The AP Stylebook dictates the words, abbreviations, and phrases used at media outlets around the world. When they say you can’t say something it has far-reaching repercussions.
So when the Stylebook says you can no longer use the words “illegal immigrant,” it’s a pretty big deal. In a post on the guide’s blog, SVP and executive editor Kathleen Carroll says:
The Stylebook no longer sanctions the term “illegal immigrant” or the use of “illegal” to describe a person. Instead, it tells users that “illegal” should describe only an action, such as living in or immigrating to a country illegally.
The decision is a reversal of its previous endorsement of the term. However, the blog goes on to say that the English language — and what’s deemed acceptable — is an ever-changing thing. Though some terminology is fine at one point, it’s not uncommon for it to fall out of favor, become outdated, or become widely seen as offensive. On that latter point, Carroll talks about “labeling” and how the Stylebook must be careful about that.
The guideline now reads:
illegal immigration Entering or residing in a country in violation of civil or criminal law.
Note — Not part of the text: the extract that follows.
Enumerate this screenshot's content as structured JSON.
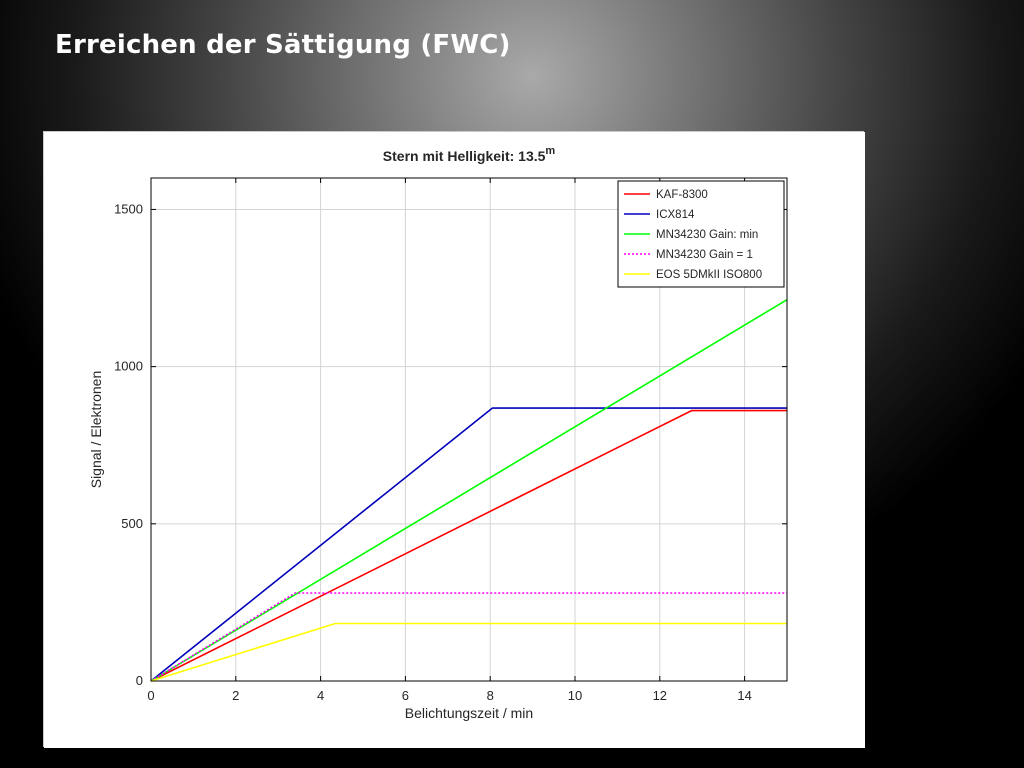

Except in direct quotes essential to the story, use illegal only to refer to an action, not a person: illegal immigration, but not illegal immigrant. Acceptable variations include living in or entering a country illegally or without legal permission.
Moreover, when someone is in a country illegally, the AP asks that the writer specify the conditions, such as an expired visa. Children shouldn’t be described as entering a country illegally. And if a story is describing an immigration violation, it must attribute a source.
The New York Times is considering a change to its standard as well.
What do you think of the new phrasing?